The best explainer I've seen so far is by Chris Hooks at the Monthly.
Hooks first describes Paxton's near-decade long alleged legal malfeasance that's been on the state docket, and successfully dodged so far, for the unfamiliar. He also adds in a brief backgrounder of the previous decade of alleged criminality before THAT.
Next is noting the omerta that Texas elected officials practice toward each other, with this as the kicker:
Nihilism is the WD-40 of Texas politics: everything goes down easier if you accept that nothing really changes and nothing really matters. Until, suddenly, it does.
He then notes that Warren Paxton asking the Lege to approve the state paying off his lawsuit settlement was a bridge too far for a variety of reasons. (Sidebar: The House Investigations Committee began looking at Paxton then, long before Bryan Slaton; his impeachment wasn't out of the blue.)

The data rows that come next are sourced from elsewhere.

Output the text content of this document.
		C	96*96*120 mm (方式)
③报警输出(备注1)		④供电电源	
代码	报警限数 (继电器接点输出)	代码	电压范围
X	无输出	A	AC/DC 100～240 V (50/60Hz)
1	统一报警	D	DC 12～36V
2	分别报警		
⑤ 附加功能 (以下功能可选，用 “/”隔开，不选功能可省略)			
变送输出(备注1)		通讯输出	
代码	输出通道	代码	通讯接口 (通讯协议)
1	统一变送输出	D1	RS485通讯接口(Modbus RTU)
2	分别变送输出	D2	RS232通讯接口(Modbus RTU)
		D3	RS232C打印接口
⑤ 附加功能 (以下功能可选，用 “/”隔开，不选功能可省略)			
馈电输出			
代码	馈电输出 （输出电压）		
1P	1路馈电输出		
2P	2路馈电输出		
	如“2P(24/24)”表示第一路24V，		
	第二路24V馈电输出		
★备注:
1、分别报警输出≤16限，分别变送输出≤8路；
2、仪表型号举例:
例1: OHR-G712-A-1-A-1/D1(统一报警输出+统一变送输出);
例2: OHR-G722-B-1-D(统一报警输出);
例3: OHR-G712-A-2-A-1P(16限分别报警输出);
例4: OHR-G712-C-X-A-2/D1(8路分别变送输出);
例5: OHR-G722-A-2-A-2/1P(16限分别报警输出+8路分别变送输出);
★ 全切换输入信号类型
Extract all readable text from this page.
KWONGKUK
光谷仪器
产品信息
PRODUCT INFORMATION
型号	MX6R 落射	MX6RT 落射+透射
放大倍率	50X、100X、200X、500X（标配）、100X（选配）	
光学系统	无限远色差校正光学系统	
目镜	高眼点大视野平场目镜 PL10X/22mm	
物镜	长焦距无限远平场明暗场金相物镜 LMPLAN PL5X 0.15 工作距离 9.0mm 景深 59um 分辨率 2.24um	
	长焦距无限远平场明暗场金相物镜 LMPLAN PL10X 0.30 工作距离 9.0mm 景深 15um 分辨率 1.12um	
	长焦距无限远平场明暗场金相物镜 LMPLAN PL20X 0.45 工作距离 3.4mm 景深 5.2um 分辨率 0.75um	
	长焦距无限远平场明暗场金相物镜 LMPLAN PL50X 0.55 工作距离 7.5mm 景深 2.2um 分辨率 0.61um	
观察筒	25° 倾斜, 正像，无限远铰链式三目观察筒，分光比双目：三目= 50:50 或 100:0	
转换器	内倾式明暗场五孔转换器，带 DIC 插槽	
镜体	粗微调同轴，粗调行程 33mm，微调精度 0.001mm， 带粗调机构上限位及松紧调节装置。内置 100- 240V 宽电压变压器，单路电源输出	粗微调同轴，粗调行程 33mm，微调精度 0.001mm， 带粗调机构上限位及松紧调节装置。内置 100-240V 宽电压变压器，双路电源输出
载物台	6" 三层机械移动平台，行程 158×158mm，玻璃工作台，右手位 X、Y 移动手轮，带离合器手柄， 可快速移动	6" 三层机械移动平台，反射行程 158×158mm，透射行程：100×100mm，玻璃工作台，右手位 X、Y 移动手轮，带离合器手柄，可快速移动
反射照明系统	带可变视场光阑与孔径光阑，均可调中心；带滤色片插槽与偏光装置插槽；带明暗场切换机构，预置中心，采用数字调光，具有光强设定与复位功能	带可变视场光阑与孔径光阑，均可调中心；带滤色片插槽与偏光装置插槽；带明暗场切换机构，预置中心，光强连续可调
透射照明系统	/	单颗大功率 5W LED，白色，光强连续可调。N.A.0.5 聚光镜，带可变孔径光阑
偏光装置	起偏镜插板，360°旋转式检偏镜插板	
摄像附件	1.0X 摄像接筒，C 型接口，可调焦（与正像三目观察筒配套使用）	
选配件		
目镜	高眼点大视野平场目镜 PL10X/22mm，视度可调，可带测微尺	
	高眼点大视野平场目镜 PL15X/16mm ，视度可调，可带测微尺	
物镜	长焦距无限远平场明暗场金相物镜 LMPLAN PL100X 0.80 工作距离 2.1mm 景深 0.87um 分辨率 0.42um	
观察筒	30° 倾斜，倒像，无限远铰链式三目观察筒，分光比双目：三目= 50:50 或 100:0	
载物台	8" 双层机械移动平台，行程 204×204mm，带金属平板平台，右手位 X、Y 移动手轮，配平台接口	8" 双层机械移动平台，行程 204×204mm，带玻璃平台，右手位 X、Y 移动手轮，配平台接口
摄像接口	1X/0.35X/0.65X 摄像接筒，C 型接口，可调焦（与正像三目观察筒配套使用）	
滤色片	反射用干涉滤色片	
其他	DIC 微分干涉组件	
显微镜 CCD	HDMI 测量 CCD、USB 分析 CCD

He says other Rethugs balked at eating Kenny Boy's turd sandwich because it would appear to reflect on him.
Paxton easily won his last primary, and there's no indication anything would be different in 2026 unless the feds had a conviction by then. And, contra the Tex-ass level Blue Anons, there's nothing to indicate the 2026 general would be different than 2022. So, with an opportunity to impeach, they did. And, before this, Hooks notes they really didn't have a case for impeachment.
And, this, again, is why I scoffed at Tex-ass Blue Anons when they said Dan Patrick would never have a Senate trial. Most of them are tired of him. That includes Strangeabbott; naming John Scott as temporary AG rather than the permanent No. 2, Brett Webster, running the shop, probably should be seen as an Abbott endorsement of kicking Kenny Boy to the curb.
Hooks then notes the knots his 21 House defenders tied themselves into.
Hooks does have a stumble or two. He takes Harold Dutton's "due process" comment at face value without noting his Blue Anon tweet that he wanted Kenny Boy to have to be on the next ballot.